Monday, Aug. 07, 1972

McGovern's Henry the K

High among the time-honored privileges of campaign fund-raisers is the chance to bask in the reflected glory of a successful candidate. Even so, on the night of George McGovern's nomination in Miami Beach, his national finance chairman, Henry Kimelman, seemed to be doing much more than mere basking. With his arm wrapped around McGovern's wife Eleanor, Kimelman flashed enough winning smiles and V signs at the TV cameras to have been the candidate himself. Gary Grant, with whom the darkly handsome Kimelman has occasionally been compared, might call the scene one in which a supporting actor makes his move toward stardom. Indeed, Kimelman's real-life business career has abounded with successful reaches for top billing.

Brooklyn-bred Kimelman, 51, is chairman of the West Indies Corp., the biggest (annual sales: $18 million) import house in the Virgin Islands, his adopted home of more than two decades. As the islands' commissioner of commerce from 1961 to 1964, Kimelman was one of several businessmen who turned the U.S. possession from a sleepy haven of sand and sun into a tourist mecca. Since the islands are one of the two American free ports outside the U.S. (the other: Guam), the business of importing duty-free liquor, perfume and other goodies for tourists has grown fast. Kimelman's fortune is estimated to be $10 million.

The son of a textile importer, Kimelman got into the liquor business through his father-in-law, who owned a rum distillery in Puerto Rico. Kimelman moved to St. Thomas after investing in the islands' earliest first-class resort hotel, the Virgin Isle, which he later leased on hugely favorable terms to Hilton. Kimelman and his brother-in-law acquired the distributorships of a number of name-brand liquors, including Cherry Heering, Grand Marnier and J & B Scotch. When the Johnson Administration tried to ease the nation's balance of payments deficit by chopping, from a gallon to a quart, the nontaxable liquor allowance for Americans returning from abroad, Kimelman helped lead the successful fight to keep the one-gallon rule in the Virgin Islands. That greatly lifted the islands' tourism --and Kimelman's fortunes.

One Word. Not without egotism, Kimelman says, "I enjoy achievement." His unceasing drive soured many personal relationships, including those with his brother-in-law, who dropped out of the business, and with former Governor Ralph M. Paiewonsky, who accepted his resignation from the commerce commission. But Kimelman caught the SAMMA fancy of Stewart Udall, then the Interior Secretary, who hired him as his aide. In Washington, Kimelman became friends with McGovern, whom he admired for his antiwar stand.
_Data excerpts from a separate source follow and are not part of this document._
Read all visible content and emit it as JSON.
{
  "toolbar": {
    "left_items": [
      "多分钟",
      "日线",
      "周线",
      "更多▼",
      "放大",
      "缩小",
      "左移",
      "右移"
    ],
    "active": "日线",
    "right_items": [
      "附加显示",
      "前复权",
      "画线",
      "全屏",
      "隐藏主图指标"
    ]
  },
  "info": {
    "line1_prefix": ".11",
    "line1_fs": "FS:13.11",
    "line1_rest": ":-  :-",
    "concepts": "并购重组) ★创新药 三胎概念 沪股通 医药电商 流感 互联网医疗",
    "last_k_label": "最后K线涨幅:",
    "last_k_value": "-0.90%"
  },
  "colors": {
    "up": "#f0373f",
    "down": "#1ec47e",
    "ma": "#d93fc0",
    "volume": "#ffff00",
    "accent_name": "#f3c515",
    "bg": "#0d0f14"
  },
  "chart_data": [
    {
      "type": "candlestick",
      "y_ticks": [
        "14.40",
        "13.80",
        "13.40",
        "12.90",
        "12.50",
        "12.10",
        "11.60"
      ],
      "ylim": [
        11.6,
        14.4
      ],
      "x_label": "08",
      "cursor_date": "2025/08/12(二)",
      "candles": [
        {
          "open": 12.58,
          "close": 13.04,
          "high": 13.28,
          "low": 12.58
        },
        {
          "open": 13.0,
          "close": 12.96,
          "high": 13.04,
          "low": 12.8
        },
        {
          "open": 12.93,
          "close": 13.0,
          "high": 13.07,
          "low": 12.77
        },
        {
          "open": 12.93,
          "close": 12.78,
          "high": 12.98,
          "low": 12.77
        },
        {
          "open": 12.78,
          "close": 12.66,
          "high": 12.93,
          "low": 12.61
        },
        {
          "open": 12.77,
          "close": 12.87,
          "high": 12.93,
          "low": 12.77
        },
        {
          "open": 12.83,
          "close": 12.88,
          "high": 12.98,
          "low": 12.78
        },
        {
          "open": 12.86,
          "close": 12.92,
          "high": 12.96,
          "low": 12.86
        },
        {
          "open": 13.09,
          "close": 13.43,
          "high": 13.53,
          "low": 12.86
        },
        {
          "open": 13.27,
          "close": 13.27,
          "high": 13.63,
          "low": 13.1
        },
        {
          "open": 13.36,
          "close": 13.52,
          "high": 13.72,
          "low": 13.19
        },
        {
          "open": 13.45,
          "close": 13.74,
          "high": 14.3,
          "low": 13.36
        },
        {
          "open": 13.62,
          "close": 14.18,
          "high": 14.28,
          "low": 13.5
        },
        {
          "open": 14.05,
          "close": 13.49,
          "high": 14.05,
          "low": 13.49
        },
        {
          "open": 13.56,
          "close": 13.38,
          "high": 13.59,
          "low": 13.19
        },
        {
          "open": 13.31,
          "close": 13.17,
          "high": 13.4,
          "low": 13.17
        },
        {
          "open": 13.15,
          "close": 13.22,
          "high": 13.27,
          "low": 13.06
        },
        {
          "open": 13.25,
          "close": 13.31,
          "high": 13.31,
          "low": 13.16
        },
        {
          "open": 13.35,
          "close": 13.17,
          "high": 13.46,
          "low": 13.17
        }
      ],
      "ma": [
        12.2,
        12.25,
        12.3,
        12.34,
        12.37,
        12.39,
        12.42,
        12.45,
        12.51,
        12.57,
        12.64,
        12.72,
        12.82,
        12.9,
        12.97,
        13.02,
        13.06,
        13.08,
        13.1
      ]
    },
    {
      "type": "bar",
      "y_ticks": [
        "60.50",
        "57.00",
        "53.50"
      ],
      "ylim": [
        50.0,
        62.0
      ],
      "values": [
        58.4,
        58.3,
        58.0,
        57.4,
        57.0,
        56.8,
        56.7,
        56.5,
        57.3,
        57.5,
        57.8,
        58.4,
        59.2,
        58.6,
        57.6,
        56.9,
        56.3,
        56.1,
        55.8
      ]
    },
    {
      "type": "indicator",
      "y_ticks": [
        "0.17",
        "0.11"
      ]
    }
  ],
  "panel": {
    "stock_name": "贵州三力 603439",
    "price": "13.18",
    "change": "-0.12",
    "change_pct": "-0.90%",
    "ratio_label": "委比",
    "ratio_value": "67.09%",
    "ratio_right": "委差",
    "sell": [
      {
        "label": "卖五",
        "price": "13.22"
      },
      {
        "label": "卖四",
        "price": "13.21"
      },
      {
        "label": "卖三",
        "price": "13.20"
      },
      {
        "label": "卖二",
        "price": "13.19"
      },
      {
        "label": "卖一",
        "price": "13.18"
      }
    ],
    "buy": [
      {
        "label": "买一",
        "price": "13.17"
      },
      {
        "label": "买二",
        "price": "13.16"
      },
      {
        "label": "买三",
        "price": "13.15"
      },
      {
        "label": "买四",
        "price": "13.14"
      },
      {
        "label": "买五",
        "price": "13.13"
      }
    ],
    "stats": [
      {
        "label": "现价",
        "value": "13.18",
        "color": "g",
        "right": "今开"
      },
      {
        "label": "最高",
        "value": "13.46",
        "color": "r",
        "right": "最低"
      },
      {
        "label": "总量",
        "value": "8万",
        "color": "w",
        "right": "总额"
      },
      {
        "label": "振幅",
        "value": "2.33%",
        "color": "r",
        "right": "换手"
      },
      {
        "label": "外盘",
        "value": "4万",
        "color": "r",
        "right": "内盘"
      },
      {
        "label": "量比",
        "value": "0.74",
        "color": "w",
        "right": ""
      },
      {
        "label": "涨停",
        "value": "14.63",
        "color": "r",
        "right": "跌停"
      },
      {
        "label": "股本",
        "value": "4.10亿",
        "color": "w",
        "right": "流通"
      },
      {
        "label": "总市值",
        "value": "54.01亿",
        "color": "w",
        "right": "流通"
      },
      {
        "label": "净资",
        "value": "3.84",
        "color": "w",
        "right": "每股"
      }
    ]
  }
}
McGovern and his supporters have been frequent guests at the Kimelman home overlooking the Charlotte Amalie harbor. (Campaign Managers Frank Mankiewicz and Gary Hart rested up from the Democratic Convention there.)

A group was celebrating McGovern's 47th birthday at the Kimelman home in 1969 when they got word of Teddy Kennedy's Chappaquiddick accident.

As Kimelman tells it, he immediately urged McGovern to run for the '72 nomination and promised:

"I'll make it possible."

As finance chairman, Kimelman specialized in putting the arm on big contributors for McGovern's primary battles, raising some $2.5 million, including $80,000 of his own funds. He is also the organization's budget director and became known to McGovern staffers as a tight-fisted spender. "I'm a good clamper-downer," says Kimelman. "I have a lot of one-word answers: No." Among others who bridled at Kimelman's autocratic ways was Max Palevsky, a Xerox millionaire and prime McGovern contributor. Recently he pulled out of the candidate's organization, partly over differences with Kimelman.

Kimelman figures that he must raise at least $25 million for McGovern's presidential race. "I've always been fiscally conservative," he says. "Every year, no matter what my income was, I've saved a little and invested a little." Using the same rule, he is putting 25% of the campaign contributions into a trust fund that later will be used to make repayments to people who merely lend money to the campaign. Whether he can keep on feeding the trust fund if

McGovern's cash runs short remains to be seen.

Last week, fully realizing that his candidate is not exactly a hero to most bigtime political donors anyway, Kimelman was somewhat distressed over the revelations about Senator Thomas Eagleton's mental-health history. Should McGovern be able to overcome the increasingly steep odds and manage to bankroll a winning campaign, his own Henry the K will probably deserve the ambassadorship that he admittedly covets.